According to the latest Global Climate Risk Index (GRI), prepared by the NGO Germanwatch and presented in Madrid at the COP25, Spain is among one of the 30 countries most vulnerable to this phenomenon. This is not news to its inhabitants: droughts and flash floods are increasingly frequent, alternating with powerful hailstorms and heat waves.
Given this situation, it is not surprising that our nation is also one of the most committed to working towards stopping it. According to data from the US think tank Pew Research, 81% of Spaniards believe that climate change is a threat. A figure very similar to that of the Centro de Investigaciones Sociológicas (CIS) just a year ago and slightly lower than the one recently published by the British market research and data analysis firm YouGov.
This latest ranking places us as the third most aware country in the world in this field, while the Pew Research ranking places Spain in fourth place. These positions are linked to the general sentiment of the population but also to the measures being adopted by public and private organisations who are working towards curbing greenhouse gas emissions and global warming.
The measures being taken
Over the last year, Spain has developed an environmental plan which includes a series of measures, organised by the Ministry of Ecological Transition following the guidelines of the European Commission. In addition to putting an end to the so-called sun tax and developing regulations for energy self-management, the first draft of the Climate Change Bill has already been sent to Brussels.

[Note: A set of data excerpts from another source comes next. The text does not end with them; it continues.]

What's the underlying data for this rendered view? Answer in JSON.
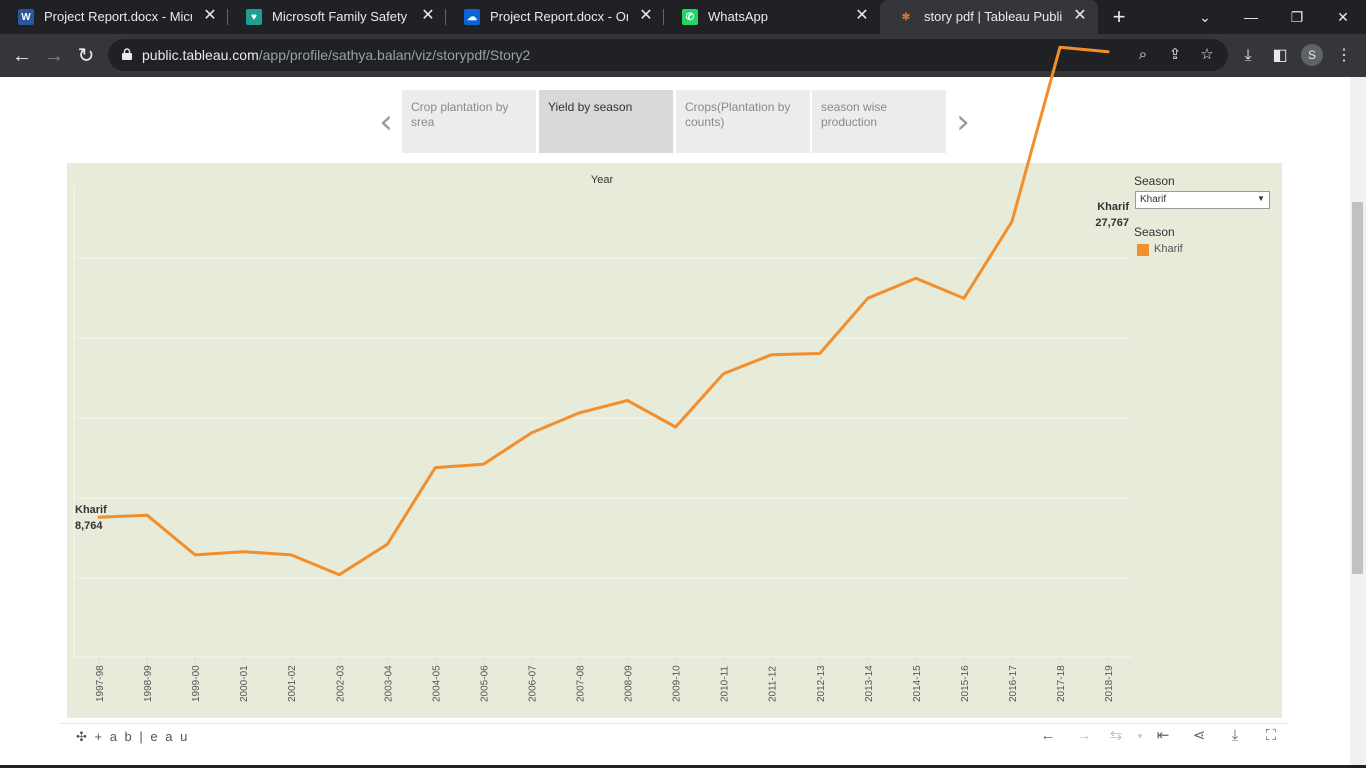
{
  "browser": {
    "tabs": [
      {
        "title": "Project Report.docx - Micros",
        "favicon": "word-icon",
        "color": "#2b579a",
        "glyph": "W"
      },
      {
        "title": "Microsoft Family Safety",
        "favicon": "family-safety-icon",
        "color": "#1e9f8f",
        "glyph": "♥"
      },
      {
        "title": "Project Report.docx - OneDr",
        "favicon": "onedrive-icon",
        "color": "#0a64d6",
        "glyph": "☁"
      },
      {
        "title": "WhatsApp",
        "favicon": "whatsapp-icon",
        "color": "#25d366",
        "glyph": "✆"
      },
      {
        "title": "story pdf | Tableau Public",
        "favicon": "tableau-icon",
        "color": "#e8762d",
        "glyph": "✻"
      }
    ],
    "url_host": "public.tableau.com",
    "url_path": "/app/profile/sathya.balan/viz/storypdf/Story2",
    "profile_initial": "S"
  },
  "story": {
    "points": [
      {
        "label": "Crop plantation by srea",
        "active": false
      },
      {
        "label": "Yield by season",
        "active": true
      },
      {
        "label": "Crops(Plantation by counts)",
        "active": false
      },
      {
        "label": "season wise production",
        "active": false
      }
    ]
  },
  "filter": {
    "title": "Season",
    "selected": "Kharif"
  },
  "legend": {
    "title": "Season",
    "items": [
      {
        "label": "Kharif",
        "color": "#f28e2b"
      }
    ]
  },
  "footer": {
    "logo": "+ a b | e a u"
  },
  "chart_data": {
    "type": "line",
    "title": "Year",
    "xlabel": "",
    "ylabel": "",
    "categories": [
      "1997-98",
      "1998-99",
      "1999-00",
      "2000-01",
      "2001-02",
      "2002-03",
      "2003-04",
      "2004-05",
      "2005-06",
      "2006-07",
      "2007-08",
      "2008-09",
      "2009-10",
      "2010-11",
      "2011-12",
      "2012-13",
      "2013-14",
      "2014-15",
      "2015-16",
      "2016-17",
      "2017-18",
      "2018-19"
    ],
    "series": [
      {
        "name": "Kharif",
        "color": "#f28e2b",
        "values": [
          8764,
          8850,
          7230,
          7360,
          7230,
          6420,
          7660,
          10790,
          10930,
          12210,
          13030,
          13530,
          12450,
          14630,
          15400,
          15450,
          17700,
          18520,
          17700,
          20830,
          27950,
          27767
        ]
      }
    ],
    "annotations": [
      {
        "category": "1997-98",
        "label": "Kharif",
        "value_label": "8,764"
      },
      {
        "category": "2018-19",
        "label": "Kharif",
        "value_label": "27,767"
      }
    ],
    "grid": true,
    "y_axis_labels_shown": false,
    "legend_position": "right"
  }
}
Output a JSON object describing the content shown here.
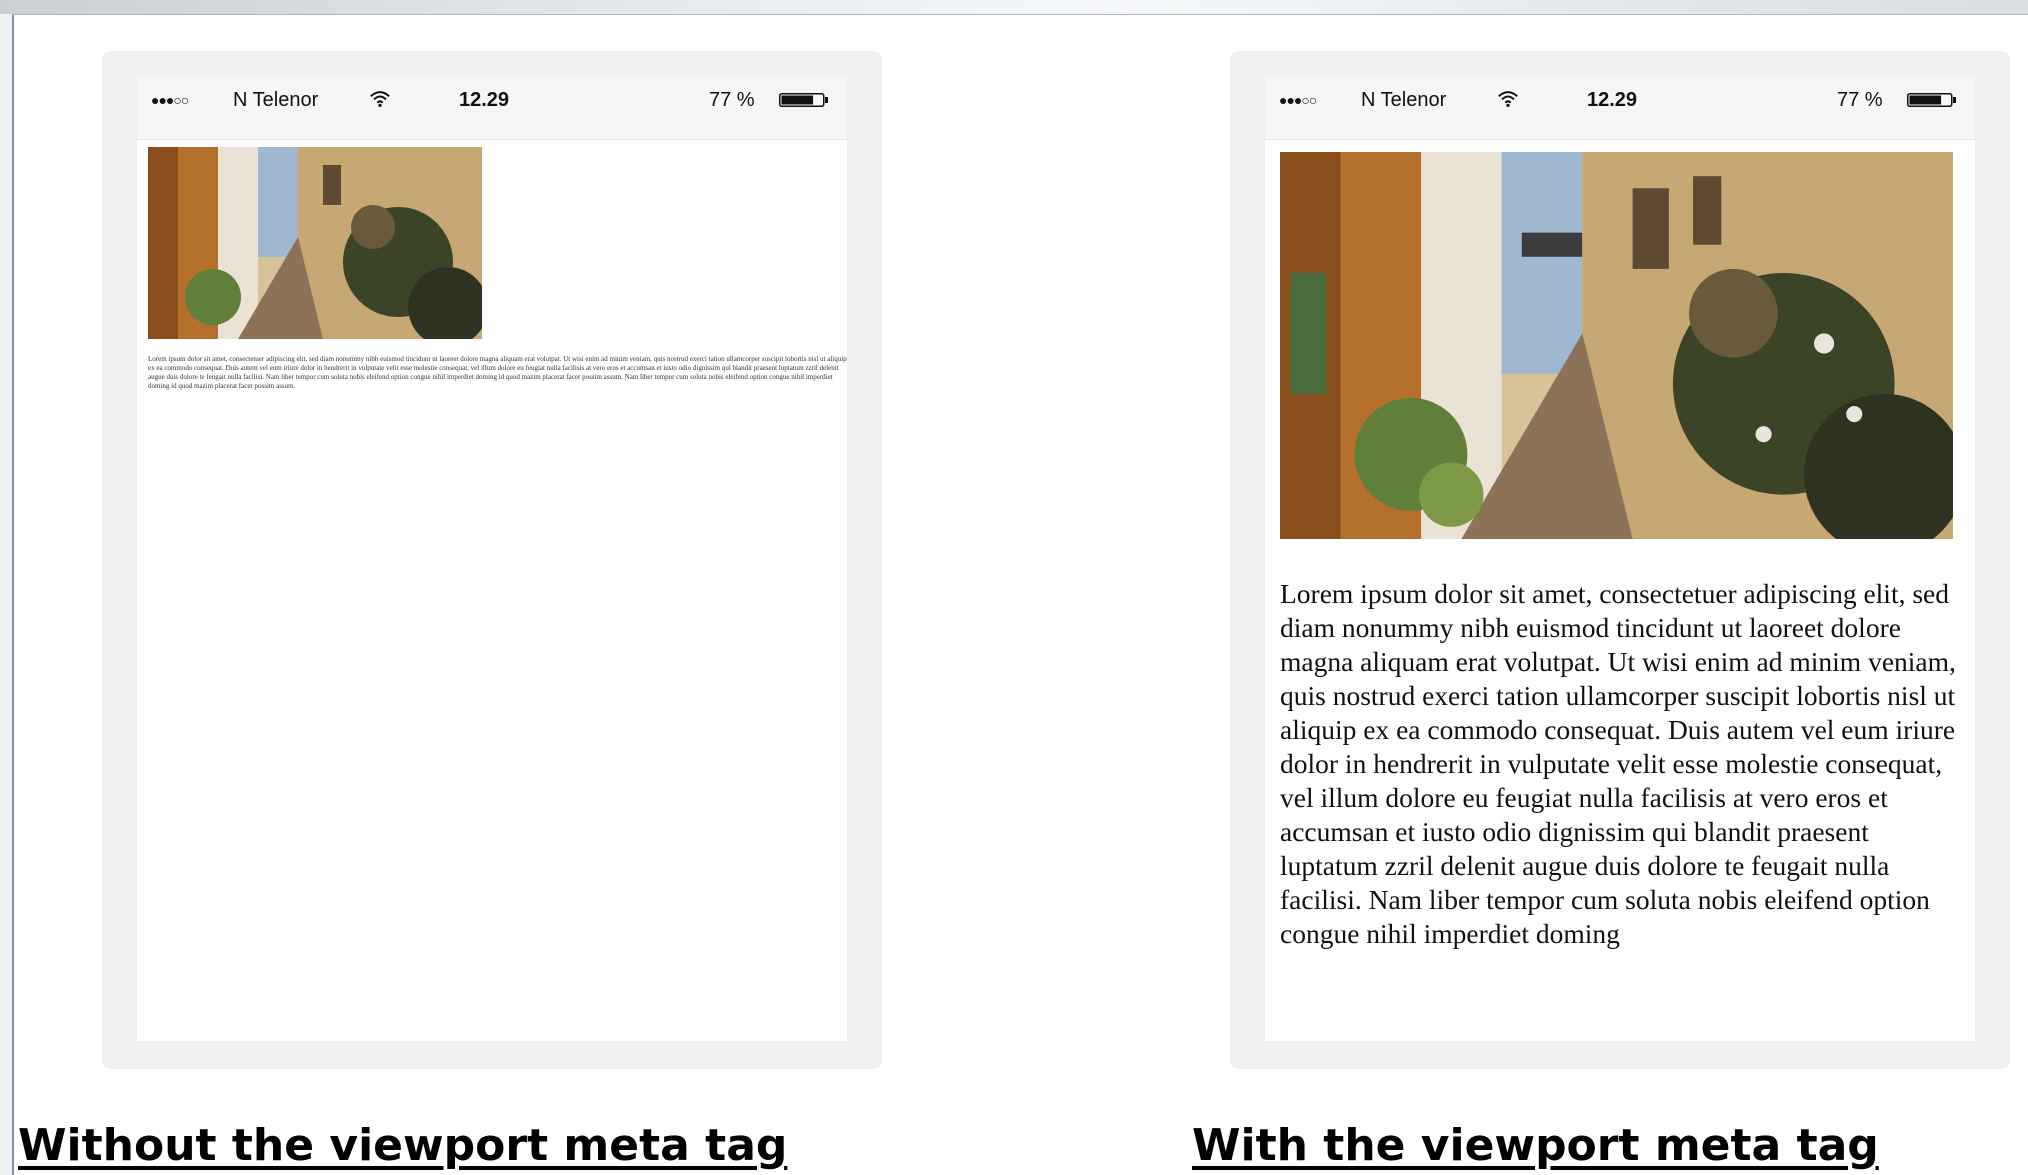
{
  "status_bar": {
    "signal_dots": "●●●○○",
    "carrier": "N Telenor",
    "wifi_icon": "wifi-icon",
    "time": "12.29",
    "battery_text": "77 %",
    "battery_icon": "battery-icon",
    "battery_level": 0.77
  },
  "left_example": {
    "photo_icon": "street-photo",
    "body_text": "Lorem ipsum dolor sit amet, consectetuer adipiscing elit, sed diam nonummy nibh euismod tincidunt ut laoreet dolore magna aliquam erat volutpat. Ut wisi enim ad minim veniam, quis nostrud exerci tation ullamcorper suscipit lobortis nisl ut aliquip ex ea commodo consequat. Duis autem vel eum iriure dolor in hendrerit in vulputate velit esse molestie consequat, vel illum dolore eu feugiat nulla facilisis at vero eros et accumsan et iusto odio dignissim qui blandit praesent luptatum zzril delenit augue duis dolore te feugait nulla facilisi. Nam liber tempor cum soluta nobis eleifend option congue nihil imperdiet doming id quod mazim placerat facer possim assum. Nam liber tempor cum soluta nobis eleifend option congue nihil imperdiet doming id quod mazim placerat facer possim assum.",
    "caption": "Without the viewport meta tag"
  },
  "right_example": {
    "photo_icon": "street-photo",
    "body_text": "Lorem ipsum dolor sit amet, consectetuer adipiscing elit, sed diam nonummy nibh euismod tincidunt ut laoreet dolore magna aliquam erat volutpat. Ut wisi enim ad minim veniam, quis nostrud exerci tation ullamcorper suscipit lobortis nisl ut aliquip ex ea commodo consequat. Duis autem vel eum iriure dolor in hendrerit in vulputate velit esse molestie consequat, vel illum dolore eu feugiat nulla facilisis at vero eros et accumsan et iusto odio dignissim qui blandit praesent luptatum zzril delenit augue duis dolore te feugait nulla facilisi. Nam liber tempor cum soluta nobis eleifend option congue nihil imperdiet doming",
    "caption": "With the viewport meta tag"
  }
}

Another measure that is already underway and is being adapted to social and environmental changes is the Integrated National Energy and Climate Plan (PNIEC), a strategic document that includes the course of action that Spain will take in this area and has been positively assessed by the European Commission and independent entities.
On top of these measures is the Just Transition Strategy, which follows the guidelines on this matter developed by the International Labour Organisation (ILO) and which the Government has already begun to implement through agreements in territories affected by the closure of thermal power stations. Its aim is none other than to maintain and create new activity and employment in these areas in order to avoid a negative impact on the labour market.
Committed to the SDGs
The fight against climate change is the crux of the 17 Sustainable Development Goals (SDGs) set by the United Nations in its 2030 Agenda. Spain is highly committed to complying with each and every one of them. In fact, it ranks 21st out of 162 countries analysed in the Sustainable Development Report 2019, prepared by the Sustainable Development Solutions Network (SDSN).
This document bases its results on data from international organisations such as the World Bank, the International Monetary Fund and the OECD and is audited by the European Commission. Specifically, Spain obtains its best results in SDG 6 – clean water and sanitation – and in SDG 7 – affordable and non-polluting energy.
According to the latest report by the International Renewable Energy Agency (IRENA), our country is the world’s 12th largest renewable energy power. 17.5% of the energy consumed in our country is renewable, and almost 50% of the electricity we use comes from inexhaustible sources, taking into account data from Red Eléctrica Española (REE) and the Asociación e Empresas de Energías Renovables (APPA).